In my first year in the university, I read two books – Vincent Peale’s The Power of Positive Thinking and Napoleon Hill’s Think and Grow Rich. Both books did not diverge from what I had learnt from the Church coming into the university: discipline, focus and ACTION would always triumph. By reading these men, it was evident that being talented is not just enough; you need to have the capacity to stay focused and then take action to execute any mission.
A senior student from my village had asked all entering students to read the books. First, he wanted us to have a positive attitude to anything FUTO (the university) was going to throw at us, and secondly, he wanted to challenge our discipline level that it was normal to wake up at 3am for a class starting at 9am if you desire to hear the professor! As he spoke to us in the village association chapter in the school, he repeated discipline many times. That discipline was time management – the capacity to have the control to focus on the important things.
As we know, the person that (sometimes) comes first in a class is not always the most academically talented. It could be that he/she has put more efforts than even those that are more talented. The lesson here is that skill and gifts are not enough, you need to have the capacity to stay focus and then take necessary action to execute any mission you have.
Tenacity is critical because without it, any mission could be lost.

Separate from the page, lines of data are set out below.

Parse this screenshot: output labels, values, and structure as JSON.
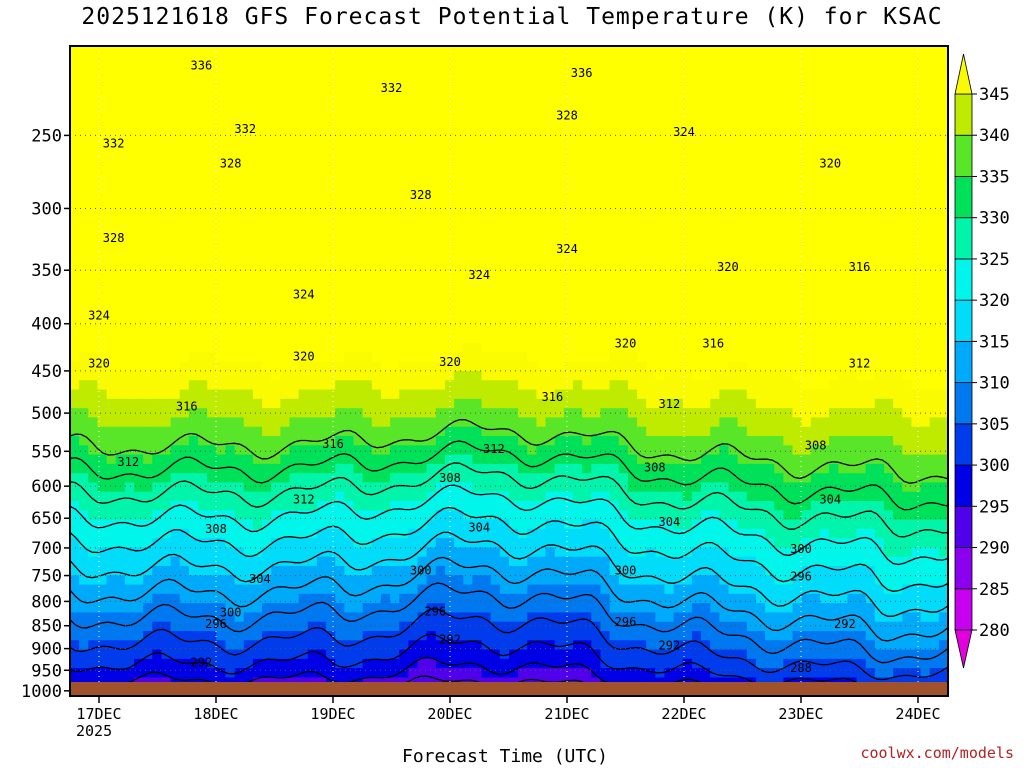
{
  "title": "2025121618 GFS Forecast Potential Temperature (K) for KSAC",
  "credit": "coolwx.com/models",
  "chart_data": {
    "type": "heatmap",
    "title": "2025121618 GFS Forecast Potential Temperature (K) for KSAC",
    "xlabel": "Forecast Time (UTC)",
    "ylabel": "",
    "x_ticks": [
      "17DEC",
      "18DEC",
      "19DEC",
      "20DEC",
      "21DEC",
      "22DEC",
      "23DEC",
      "24DEC"
    ],
    "x_year": "2025",
    "y_ticks": [
      250,
      300,
      350,
      400,
      450,
      500,
      550,
      600,
      650,
      700,
      750,
      800,
      850,
      900,
      950,
      1000
    ],
    "y_range": [
      1013,
      200
    ],
    "y_scale": "log-pressure",
    "colorbar_ticks": [
      280,
      285,
      290,
      295,
      300,
      305,
      310,
      315,
      320,
      325,
      330,
      335,
      340,
      345
    ],
    "colorbar_range": [
      275,
      350
    ],
    "grid": true,
    "contour_levels": [
      288,
      292,
      296,
      300,
      304,
      308,
      312,
      316,
      320,
      324,
      328,
      332,
      336
    ],
    "contour_labels": [
      {
        "value": 336,
        "x": "17DEC 21Z",
        "y": 210
      },
      {
        "value": 336,
        "x": "21DEC 03Z",
        "y": 214
      },
      {
        "value": 332,
        "x": "19DEC 12Z",
        "y": 222
      },
      {
        "value": 328,
        "x": "21DEC 00Z",
        "y": 238
      },
      {
        "value": 324,
        "x": "22DEC 00Z",
        "y": 248
      },
      {
        "value": 332,
        "x": "17DEC 03Z",
        "y": 255
      },
      {
        "value": 332,
        "x": "18DEC 06Z",
        "y": 246
      },
      {
        "value": 328,
        "x": "18DEC 03Z",
        "y": 268
      },
      {
        "value": 320,
        "x": "23DEC 06Z",
        "y": 268
      },
      {
        "value": 328,
        "x": "19DEC 18Z",
        "y": 290
      },
      {
        "value": 328,
        "x": "17DEC 03Z",
        "y": 323
      },
      {
        "value": 324,
        "x": "21DEC 00Z",
        "y": 332
      },
      {
        "value": 320,
        "x": "22DEC 09Z",
        "y": 347
      },
      {
        "value": 316,
        "x": "23DEC 12Z",
        "y": 347
      },
      {
        "value": 324,
        "x": "20DEC 06Z",
        "y": 354
      },
      {
        "value": 324,
        "x": "18DEC 18Z",
        "y": 372
      },
      {
        "value": 324,
        "x": "17DEC 00Z",
        "y": 392
      },
      {
        "value": 320,
        "x": "21DEC 12Z",
        "y": 420
      },
      {
        "value": 316,
        "x": "22DEC 06Z",
        "y": 420
      },
      {
        "value": 320,
        "x": "18DEC 18Z",
        "y": 434
      },
      {
        "value": 320,
        "x": "20DEC 00Z",
        "y": 440
      },
      {
        "value": 320,
        "x": "17DEC 00Z",
        "y": 442
      },
      {
        "value": 312,
        "x": "23DEC 12Z",
        "y": 442
      },
      {
        "value": 316,
        "x": "20DEC 21Z",
        "y": 480
      },
      {
        "value": 312,
        "x": "21DEC 21Z",
        "y": 489
      },
      {
        "value": 316,
        "x": "17DEC 18Z",
        "y": 492
      },
      {
        "value": 308,
        "x": "23DEC 03Z",
        "y": 542
      },
      {
        "value": 316,
        "x": "19DEC 00Z",
        "y": 540
      },
      {
        "value": 312,
        "x": "20DEC 09Z",
        "y": 547
      },
      {
        "value": 312,
        "x": "17DEC 06Z",
        "y": 565
      },
      {
        "value": 308,
        "x": "21DEC 18Z",
        "y": 573
      },
      {
        "value": 308,
        "x": "20DEC 00Z",
        "y": 588
      },
      {
        "value": 304,
        "x": "23DEC 06Z",
        "y": 620
      },
      {
        "value": 312,
        "x": "18DEC 18Z",
        "y": 620
      },
      {
        "value": 304,
        "x": "21DEC 21Z",
        "y": 656
      },
      {
        "value": 304,
        "x": "20DEC 06Z",
        "y": 665
      },
      {
        "value": 308,
        "x": "18DEC 00Z",
        "y": 668
      },
      {
        "value": 300,
        "x": "23DEC 00Z",
        "y": 702
      },
      {
        "value": 296,
        "x": "23DEC 00Z",
        "y": 752
      },
      {
        "value": 300,
        "x": "19DEC 18Z",
        "y": 741
      },
      {
        "value": 300,
        "x": "21DEC 12Z",
        "y": 741
      },
      {
        "value": 304,
        "x": "18DEC 09Z",
        "y": 756
      },
      {
        "value": 300,
        "x": "18DEC 03Z",
        "y": 822
      },
      {
        "value": 296,
        "x": "18DEC 00Z",
        "y": 846
      },
      {
        "value": 296,
        "x": "19DEC 21Z",
        "y": 820
      },
      {
        "value": 296,
        "x": "21DEC 12Z",
        "y": 842
      },
      {
        "value": 292,
        "x": "23DEC 09Z",
        "y": 846
      },
      {
        "value": 292,
        "x": "20DEC 00Z",
        "y": 880
      },
      {
        "value": 292,
        "x": "21DEC 21Z",
        "y": 893
      },
      {
        "value": 292,
        "x": "17DEC 21Z",
        "y": 932
      },
      {
        "value": 288,
        "x": "23DEC 00Z",
        "y": 945
      }
    ],
    "surface_fill": "#a0522d"
  }
}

In business, I have come to understand that one of the most important skills is the capacity to do the best possible job at the shortest time possible on something with the highest impact. Yes, everything must be bounded by time because without that time consciousness you will not make progress. The world will not wait for you – you have to fit into the world as defined by 24 hours in a day.
Few months ago, someone asked me to help make a case before a Lagos bank CEO on a project. I spoke with the big man, and he noted that he would like to see a proposal. I passed the message to my guy, expecting a proposal within at most 48 hours. Ten days went and on the 13th day, I received something. Unfortunately, the “excellent” proposal was defective: it expired on arrival. He might have done better with 70% quality of the final product if he had submitted within 24 hours. The bank had moved on: bank CEOs work on hours and not on weeks! That explains why Facebook has in its employment handbook: the Quick Shall Inherit the Earth. Simply, time matters.

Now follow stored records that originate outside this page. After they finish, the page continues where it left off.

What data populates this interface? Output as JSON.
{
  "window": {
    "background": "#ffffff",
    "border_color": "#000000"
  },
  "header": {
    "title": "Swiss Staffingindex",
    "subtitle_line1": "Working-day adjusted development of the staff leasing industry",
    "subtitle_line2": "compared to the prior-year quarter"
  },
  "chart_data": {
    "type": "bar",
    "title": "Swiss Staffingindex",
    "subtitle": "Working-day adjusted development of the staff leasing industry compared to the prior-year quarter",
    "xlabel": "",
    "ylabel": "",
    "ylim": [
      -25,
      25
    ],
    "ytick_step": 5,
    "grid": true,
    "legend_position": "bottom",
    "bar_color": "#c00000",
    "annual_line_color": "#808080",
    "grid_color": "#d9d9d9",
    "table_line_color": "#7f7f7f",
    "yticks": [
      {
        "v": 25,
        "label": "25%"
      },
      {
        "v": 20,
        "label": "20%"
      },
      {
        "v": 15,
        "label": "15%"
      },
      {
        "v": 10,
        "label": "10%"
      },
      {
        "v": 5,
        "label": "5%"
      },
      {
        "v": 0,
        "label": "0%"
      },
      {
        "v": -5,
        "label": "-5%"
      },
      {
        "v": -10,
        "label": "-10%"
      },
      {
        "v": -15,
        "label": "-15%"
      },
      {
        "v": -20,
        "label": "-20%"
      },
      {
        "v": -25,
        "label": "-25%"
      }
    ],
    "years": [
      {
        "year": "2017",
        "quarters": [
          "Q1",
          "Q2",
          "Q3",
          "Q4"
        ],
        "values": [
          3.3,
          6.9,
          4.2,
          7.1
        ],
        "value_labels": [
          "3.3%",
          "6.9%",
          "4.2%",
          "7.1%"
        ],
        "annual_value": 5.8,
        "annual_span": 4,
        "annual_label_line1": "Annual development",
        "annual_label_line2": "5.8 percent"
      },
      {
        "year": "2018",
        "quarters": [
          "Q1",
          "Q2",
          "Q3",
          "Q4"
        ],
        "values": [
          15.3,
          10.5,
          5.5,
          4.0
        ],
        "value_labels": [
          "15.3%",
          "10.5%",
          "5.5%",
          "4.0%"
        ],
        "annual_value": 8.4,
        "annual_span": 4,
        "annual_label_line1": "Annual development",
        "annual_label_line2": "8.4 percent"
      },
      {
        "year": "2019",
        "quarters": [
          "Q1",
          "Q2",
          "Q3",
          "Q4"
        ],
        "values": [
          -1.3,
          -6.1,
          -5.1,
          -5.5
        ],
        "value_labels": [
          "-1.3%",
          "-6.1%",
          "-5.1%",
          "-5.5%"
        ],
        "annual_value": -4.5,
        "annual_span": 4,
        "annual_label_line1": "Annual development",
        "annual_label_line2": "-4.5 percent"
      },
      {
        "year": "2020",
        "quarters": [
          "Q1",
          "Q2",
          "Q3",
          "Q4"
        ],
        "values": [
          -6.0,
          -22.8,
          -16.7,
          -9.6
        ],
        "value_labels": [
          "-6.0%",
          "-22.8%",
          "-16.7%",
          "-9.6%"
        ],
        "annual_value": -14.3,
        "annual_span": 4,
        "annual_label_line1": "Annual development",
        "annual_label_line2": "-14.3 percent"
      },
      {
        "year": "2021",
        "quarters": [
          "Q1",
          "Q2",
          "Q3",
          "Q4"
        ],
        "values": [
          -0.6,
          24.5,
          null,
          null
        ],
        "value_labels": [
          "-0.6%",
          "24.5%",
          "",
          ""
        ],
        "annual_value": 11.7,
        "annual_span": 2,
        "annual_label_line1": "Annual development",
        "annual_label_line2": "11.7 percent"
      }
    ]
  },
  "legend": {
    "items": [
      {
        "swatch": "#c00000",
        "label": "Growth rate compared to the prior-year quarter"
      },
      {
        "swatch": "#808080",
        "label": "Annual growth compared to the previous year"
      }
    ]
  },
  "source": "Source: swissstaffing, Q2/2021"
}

For digital startups, for anything you do, develop a good habit of working fast. It does not have to be absolutely perfect, but it needs to be done fast. Sure, there are exceptions on when you need to commit more than necessary time to get something perfect. Yet, even in those moments, your time investment cannot be unbounded.
My point is that mastering how to work fast will take your far. The key in this age is the Minimum Viable Quality and that means you cannot wait for a completely 100% perfect product to launch. If you launch after you have attained that MVQ, your customers will help in shaping the path to the “perfect product”.
The deal is this: the construct of quality has no meaning until the price of the product is put into considerations. I always ask entrepreneurs to build for the Minimum Viable Quality (MVQ) bounded by the product target price which market will respond. You can build rockets to fly around the world: that is an engineering possibility. But does that make a business sense if no one can afford it? Ask the makers of Concorde for answers
No product is perfect and you can never launch a perfect product – you just need to launch a product which has attained an MVQ. The implication is to understand that you need to get something out and then continue to evolve the product. They are still working on Google Search and that will continue for decades as long as Google remains in business.